Another 51 services – including 11 agencies providing care in people’s homes and one agency providing nursing care – closed after the CQC rated them as “poor” and demanded improvement.

The CQC’s new registration system launches this week (1 October) for adult social care services, and includes new “essential standards of quality and safety”.

The commission said this system would be “even tougher on poor care, with a wider range of enforcement powers”, including on-the-spot fines, warning notices and suspension of registration, as well as prosecution and closure.

News provided by John Pring at www.disabilitynewsservice.com

Social care funding bill ‘within two years’

The government is hoping to introduce new laws to reform the funding of adult social care and support within two years, the Department of Health (DH) has confirmed.

The government had already said it would set up an independent commission to find a “sustainable” way to reform social care funding. But it has now made it clear how quickly it plans to move.

The DH said it hoped to publish a white paper on care and support reform in the autumn of 2011, with new legislation following in the next Queen’s speech, likely to be in November 2011.

A DH spokeswoman said she could not yet say whether there would be any disabled people on the commission, only that its membership would be decided “as soon as possible”.

She also confirmed that no funding options had yet been ruled out, but that the commission would be “asked to offer advice, rapidly, on a sustainable structure of funding for long-term care”.

The DH also confirmed that Labour’s Personal Care at Home Act (PCHA) would not come into force. The act would have provided free personal care at home to people with the highest needs.

Anne Kane, policy manager for Inclusion London, said that government talk of “painful and deep spending cuts” conflicted with the urgent need for a high quality, national system of social care that respected choice and control, and that such talk was “inevitably fuelling worry about the future”.

She said ministers’ emphasis on the need for a “sustainable” system implied low public spending, while Inclusion London wanted to see a system that was “available to all regardless of income and respects independence and human rights”.
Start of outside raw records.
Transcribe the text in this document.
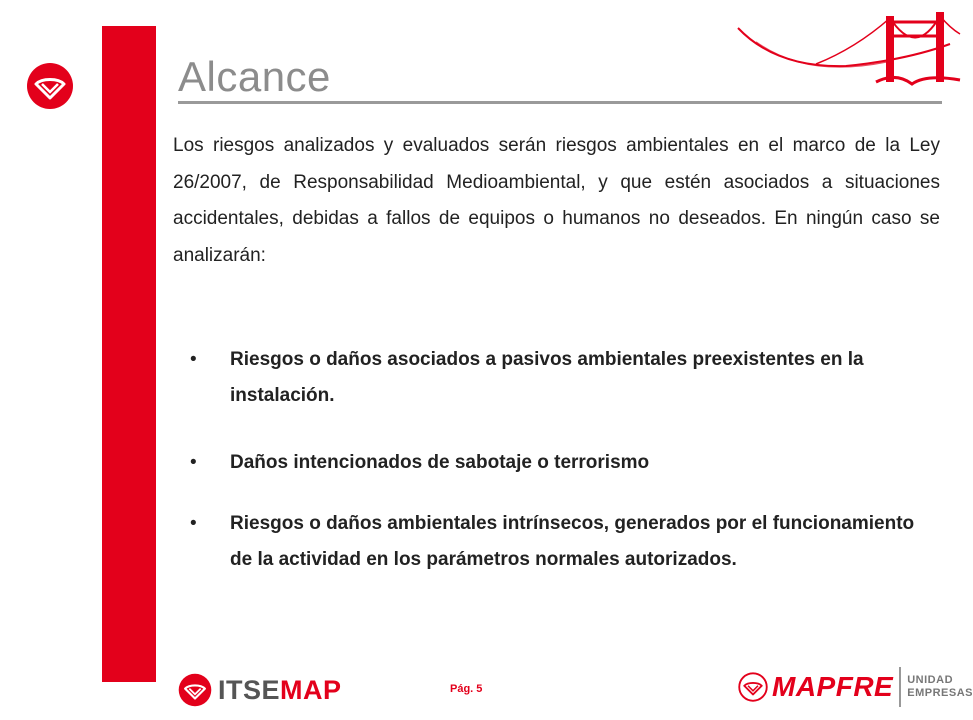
Alcance

Los riesgos analizados y evaluados serán riesgos ambientales en el marco de la Ley 26/2007, de Responsabilidad Medioambiental, y que estén asociados a situaciones accidentales, debidas a fallos de equipos o humanos no deseados. En ningún caso se analizarán:

• Riesgos o daños asociados a pasivos ambientales preexistentes en la instalación.
• Daños intencionados de sabotaje o terrorismo
• Riesgos o daños ambientales intrínsecos, generados por el funcionamiento de la actividad en los parámetros normales autorizados.
ITSEMAP	Pág. 5	MAPFRE UNIDAD
EMPRESAS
And she said Inclusion London “deeply regretted” that the government was scrapping the PCHA, which “would have provided some care at home for people in desperate need”.
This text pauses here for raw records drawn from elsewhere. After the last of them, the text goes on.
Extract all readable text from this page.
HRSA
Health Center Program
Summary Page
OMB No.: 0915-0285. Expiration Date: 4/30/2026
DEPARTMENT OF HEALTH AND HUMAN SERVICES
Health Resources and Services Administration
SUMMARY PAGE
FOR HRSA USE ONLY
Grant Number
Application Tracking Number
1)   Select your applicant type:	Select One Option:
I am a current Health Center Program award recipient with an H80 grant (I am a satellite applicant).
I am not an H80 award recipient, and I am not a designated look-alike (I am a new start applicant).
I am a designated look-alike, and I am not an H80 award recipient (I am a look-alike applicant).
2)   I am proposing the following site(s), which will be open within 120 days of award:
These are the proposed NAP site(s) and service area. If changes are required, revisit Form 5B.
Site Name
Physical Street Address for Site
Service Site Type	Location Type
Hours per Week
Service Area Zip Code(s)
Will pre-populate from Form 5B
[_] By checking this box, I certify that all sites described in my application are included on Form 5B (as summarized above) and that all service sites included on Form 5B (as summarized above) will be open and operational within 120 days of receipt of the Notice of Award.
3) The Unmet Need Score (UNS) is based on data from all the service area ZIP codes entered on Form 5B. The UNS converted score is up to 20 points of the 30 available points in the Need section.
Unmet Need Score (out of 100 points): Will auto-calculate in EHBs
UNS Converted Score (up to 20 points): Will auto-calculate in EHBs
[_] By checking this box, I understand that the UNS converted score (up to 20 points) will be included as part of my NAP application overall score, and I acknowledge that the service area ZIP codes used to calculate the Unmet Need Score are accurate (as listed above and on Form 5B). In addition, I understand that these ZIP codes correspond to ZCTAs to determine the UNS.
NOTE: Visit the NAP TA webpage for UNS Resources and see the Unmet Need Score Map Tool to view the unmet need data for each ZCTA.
Neil Coyle, director of policy for Disability Alliance, said implementation of any new system was unlikely before 2014, while the economic climate and government budget restrictions would mean disabled people “continue to lose support and experience isolation and exclusion to an even greater degree”.

Coyle said there was widespread agreement among disabled people’s organisations and other campaigners that action was “needed soon”, and that the “simplest solution” would be a National Care Service funded through general taxation.

He said implementing the PCHA would have been “hugely welcome” if tied to “genuine resources”, and that “not providing free personal care at home will continue to harm disabled people and their families and push many families into poverty”.